In short, China lacks the infrastructure to transmit the electricity from the wind farms to it is used. This report from the Global Times suggests around 16% went unused last year. Capacity doesn’t equals production and in this case production doesn’t even equal utilisation.

It hardly needs to be said that The State Grid Corporation is Chinese government-owned, as is the Xinhuanet news service, as is the Global Times. Even so, these sources are quite open about the infrastructure problems. It’s great that China is embracing renewable sources of electricity and I see little reason why this propagandist tidbit of information is made up.

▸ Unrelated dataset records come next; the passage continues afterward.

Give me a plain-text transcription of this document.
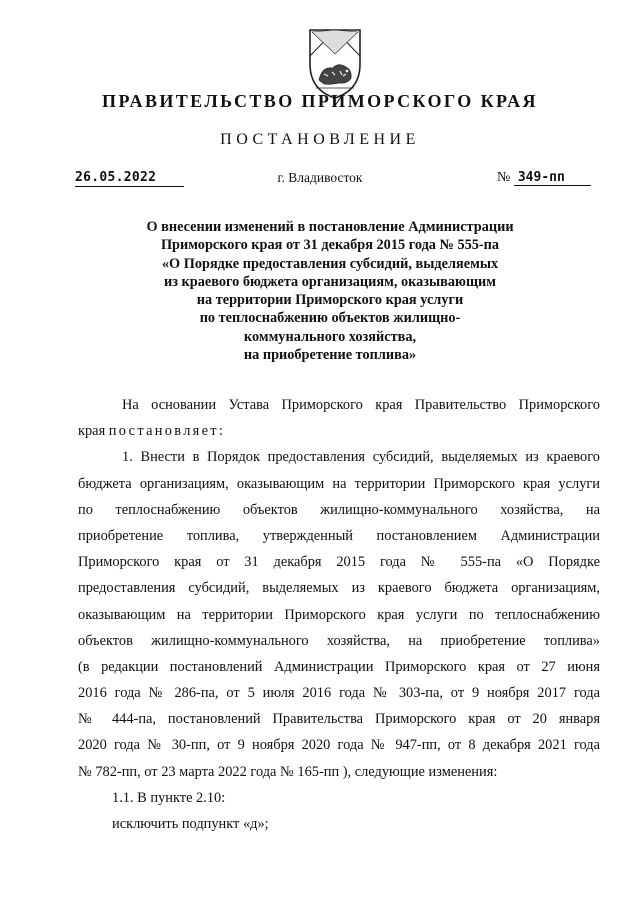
ПРАВИТЕЛЬСТВО ПРИМОРСКОГО КРАЯ
ПОСТАНОВЛЕНИЕ
26.05.2022	г. Владивосток	№ 349-пп
О внесении изменений в постановление Администрации
Приморского края от 31 декабря 2015 года № 555-па
«О Порядке предоставления субсидий, выделяемых
из краевого бюджета организациям, оказывающим
на территории Приморского края услуги
по теплоснабжению объектов жилищно-
коммунального хозяйства,
на приобретение топлива»
На основании Устава Приморского края Правительство Приморского
края постановляет:
1. Внести в Порядок предоставления субсидий, выделяемых из краевого
бюджета организациям, оказывающим на территории Приморского края услуги
по теплоснабжению объектов жилищно-коммунального хозяйства, на
приобретение топлива, утвержденный постановлением Администрации
Приморского края от 31 декабря 2015 года № 555-па «О Порядке
предоставления субсидий, выделяемых из краевого бюджета организациям,
оказывающим на территории Приморского края услуги по теплоснабжению
объектов жилищно-коммунального хозяйства, на приобретение топлива»
(в редакции постановлений Администрации Приморского края от 27 июня
2016 года № 286-па, от 5 июля 2016 года № 303-па, от 9 ноября 2017 года
№ 444-па, постановлений Правительства Приморского края от 20 января
2020 года № 30-пп, от 9 ноября 2020 года № 947-пп, от 8 декабря 2021 года
№ 782-пп, от 23 марта 2022 года № 165-пп ), следующие изменения:
1.1. В пункте 2.10:
исключить подпункт «д»;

What surprises me is that The Guardian, which one would assume is not naturally the strongest advocate of the Chinese government, runs the story so breezily, sorry easily.

It is prime silly season and lots of people must have delayed holidays until after the Olympics. I know from experience the value of a picture caption eating up space on a blank page. But even so, this ain’t China and people pay for this paper.

Furthermore, the public discussion regarding the real value of wind power needs to take place within the context of proper and understandable data and evidence. Which is why when I see poorly reported  energy stories in national newspapers I feel the urge to blog.